İŞ HUKUKUNDA HİZMET TESPİT DAVALARI ve HAK DÜŞÜRÜCÜ SÜRE

İŞ HUKUKUNDA HİZMET TESPİT DAVALARI ve HAK DÜŞÜRÜCÜ SÜRE

İşçinin çalıştığı işyerinde bir iş akdine bağlı olarak çalışmasına karşın, işçinin çalışmasının SGK’ya bildirilmemesi,çalışmaya başladıktan sonra geç bildirim yapılması ya da prime esas kazançlarının eksik olarak bildirilmesi durumlarıyla sıkça karşılaşılmaktadır. İşte böyle durumlarda işçi tarafından açılması gereken davalar hizmet tespit davalarıdır.
Hizmet tespit davaları ile ilgili dikkat edilmesi gereken en önemli husus; kanunda düzenlenen 5 yıllık hak düşürücü süredir. Hak düşürücü sürenin kamu düzeninden olması sebebiyle taraflarca davada ileri sürülmese dahi hakim kendiliğinden bu hususu dikkate alır.
5 yıllık hak düşürücü süre; kesintisiz çalışması olan kişiler bakımından işçinin söz konusu işyerinde çalışmasının sona erdiği yıldan itibaren hesap edilir. Örneğin; işyerinde ilk 3 sene sigortasız çalışan bir işçinin 3.sene sonunda sigortasının yaptırılmış olduğunu ve bu şekilde 4 sene daha çalışıp sonrasında ayrıldığı bir durum düşünelim. Böyle bir durumda işçinin dava açmak için dikkat etmesi gereken 5 yıllık hak düşürücü süre, işten ayrıldığı 4.seneden itibaren başlayacaktır.

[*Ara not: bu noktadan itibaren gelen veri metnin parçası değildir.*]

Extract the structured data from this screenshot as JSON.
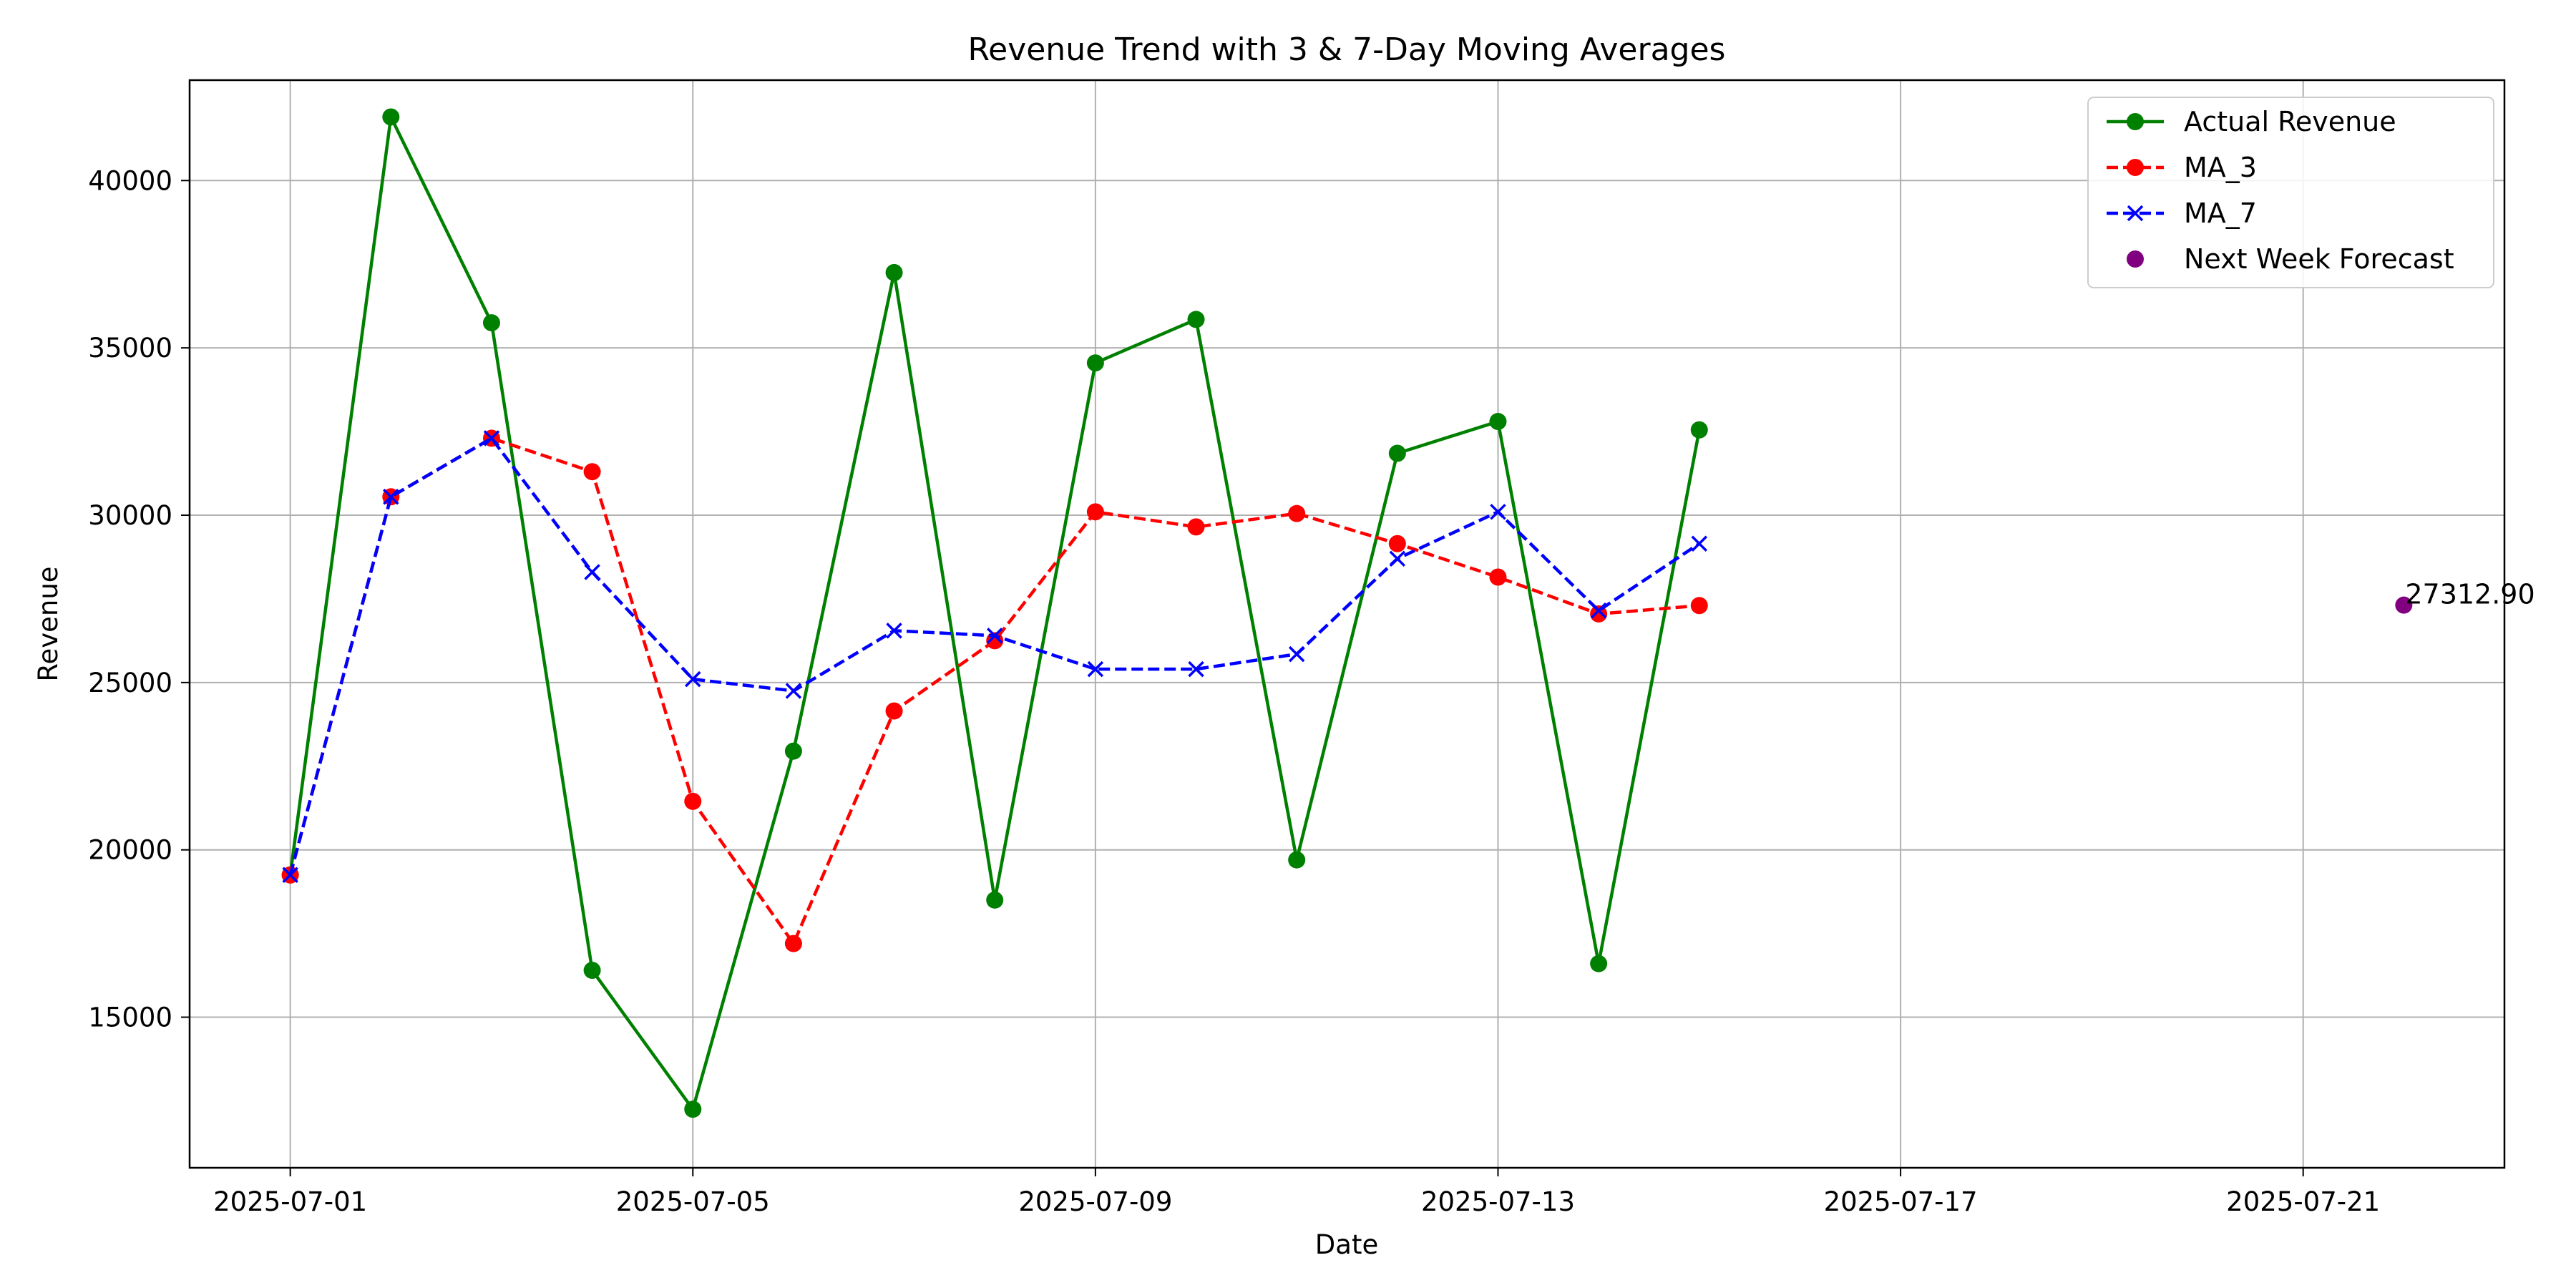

YARGITAY 10. HUKUK DAİRESİ E. 2002/1889 K. 2002/2474 T. 21.3.2002:
Davacı davalı işverene ait işyerinde 1.4.1981 tarihinden beri çalıştığının tespitini istemiştir.
Mahkemece 02.11.1989 tarihinden önceki çalışmanın hak düşürücü süre nazara alınarak reddine karar verilmiş ise de, davacının devam eden çalışması nedeniyle 506 Sayılı Kanunun 79. maddesinin 10. fıkrasında öngörülen 5 yıllık hak düşürücü süre gerçekleşmemiştir. Yani mahkemece kabul edilmeyen kısım hak düşürücü süreye uğramamaktadır.
Bu maddi ve hukuki olgular karşısında 2.11.1989 tarihinden önceki sürenin hak düşürücü sürenin dolmasından dolayı reddi usule ve yasaya aykırı olup bozma nedenidir.
YARGITAY 10. HUKUK DAİRESİ Esas No:2008/8258 Karar No:2010/5064 K. Tarihi:8.4.2010
Dava, 506 Sayılı Kanun’un 79/10. Maddesine göre açılmış bir hizmet tespiti davasıdır. 506 Sayılı Yasa’nın 79/10 maddesi hükmüne göre; Kuruma bildirilmeyen hizmetlerin sigortalı hizmet olarak değerlendirilmesine ilişkin yönetmelikle tespit edilen belgeleri işveren tarafından verilmeyen veya çalıştıkları Kurumca tespit edilmeyen sigortalılar, çalıştıklarını, hizmetlerinin geçtiği yılın sonundan itibaren (işyerinden ayrıldıkları yılın sonundan itibaren) 5 yıllık hak düşürücü süre içinde mahkemeye başvurarak dava açtıkları ve iddialarını kanıtladıkları takdirde, mahkeme kararında belirtilen aylık kazanç toplamları ile prim ödeme gün sayıları sigortalı hizmet olarak değerlendirilir. Öte yandan,çalışma ilişkisinin kesintisiz biçimde sürdüğü durumlarda; bir başka anlatımla blok çalışmanın varlığı halinde ise, bildirim dışı çalışmalara ilişkin iddia yönünden 5 yıllık hak düşürücü sürenin başlangıcı olarak,
Blok çalışmanın sona erdiği yılın sonu esas alınmalıdır.